The Sun runs nude Harry photos despite Palace request

The Sun tabloid has become the first British newspaper to publish photos of a naked Prince Harry, despite warnings from royal officials that doing so would be an invasion of privacy.
Royal officials contacted an association representing British newspapers asking them not to publish photos of a naked Prince Harry. All papers have complied. (Joshua Roberts/Reuters)

The Sun tabloid has become the first British newspaper to publish photos of a naked Prince Harry, despite warnings from royal officials that doing so would be an invasion of privacy.

The photos ran in the Friday edition under the headline "Heir it is!"

Royal officials had contacted the British press complaints commission Wednesday to ask U.K. papers not to publish the pictures.

While the photos are being widely circulated around the world, newspapers in the U.K. steered clear, instead using photos of the prince on vacation wearing swimming trunks and a fedora hat. The Sun published a bizarre mock-up of one of the pictures on its front page Thursday using one of its own journalists to stand in for Harry.

In a video posted on The Sun's website, managing editor David Dinsmore explained the reasons behind the decision to run the photos.

"This is about the ludicrous situation where a picture can be seen by hundreds of millions of people around the world on the internet, but can't be seen in the nation's favourite paper read by eight million people every day," he said.

"We are not against him letting his hair down once in a while. For us this is about the freedom of the press."

Royal request

St. James's Palace, where Prince William and Prince Harry's staff work, said it had heard that a number of U.K. papers were thinking of using the pictures, the BBC reported. The palace said it would view the publication of the photos as an unacceptable invasion of privacy.

A letter to the watchdog from royal law firm Harbottle and Lewis warned that royal officials "entirely reserve their rights as to any future steps that they may take should publication take place."

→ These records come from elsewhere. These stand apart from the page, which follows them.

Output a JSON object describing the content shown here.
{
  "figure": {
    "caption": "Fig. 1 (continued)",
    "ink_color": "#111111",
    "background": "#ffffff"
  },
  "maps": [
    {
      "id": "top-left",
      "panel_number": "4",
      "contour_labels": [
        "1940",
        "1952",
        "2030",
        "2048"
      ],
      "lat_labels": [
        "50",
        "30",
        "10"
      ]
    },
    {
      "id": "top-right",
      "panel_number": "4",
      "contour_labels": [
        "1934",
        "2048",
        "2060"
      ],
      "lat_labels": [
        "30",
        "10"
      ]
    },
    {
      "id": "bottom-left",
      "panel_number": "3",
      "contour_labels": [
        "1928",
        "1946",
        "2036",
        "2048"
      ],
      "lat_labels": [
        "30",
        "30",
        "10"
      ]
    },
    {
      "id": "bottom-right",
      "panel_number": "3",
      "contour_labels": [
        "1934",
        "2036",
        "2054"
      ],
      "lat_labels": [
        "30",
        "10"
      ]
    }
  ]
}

According to the Guardian, the watchdog said it was "happy to pass on St James's Palace's view that publication" would amount to a violation of clause three of the complaint commission's editors' code of practice.

That clause says "it is unacceptable to photograph individuals in private places without their consent."   

Any paper that ran the photos of Prince Harry naked risks being chastised by the commission, which can demand a newspaper publish an apology, but has no power to issue fines.

A newspaper could also potentially be open to an invasion-of-privacy lawsuit from the prince.

Two pictures of the naked 27-year-old prince were published Wednesday on the website of, a U.S.-based entertainment website.

Both pictures appear to show the third in line to the throne cavorting with a young woman, also naked. The website said the incident took place last weekend in a Las Vegas hotel suite following a game of strip billiards. It's not clear who took the pictures or if the prince knew they were being taken.

Leveson inquiry impact

Several past and present British news editors said the reluctance of even the famously bold British tabloids to show the pictures was undoubtedly due to the shadow imposed by the Leveson inquiry, which is looking into U.K. media ethics in the wake of the phone-hacking scandals that rocked the now-defunct News of the World tabloid. 

"Literally any journalist worth his salt, whether at one end of the market or the other, would have said: 'Thank you God,'" former Sun editor Kelvin MacKenzie told BBC Newsnight in describing the level of interest surrounding the pictures.

"It doesn't affect Prince Harry at all. He is single and he is cavorting with ladies who wish to be cavorted with," he said. "So where are the issues? There are no issues except one: Leveson."

The Leveson inquiry is to release its report this fall and is expected to address the contentious issue of media regulation.

Prince Harry is now believed to be back in the U.K.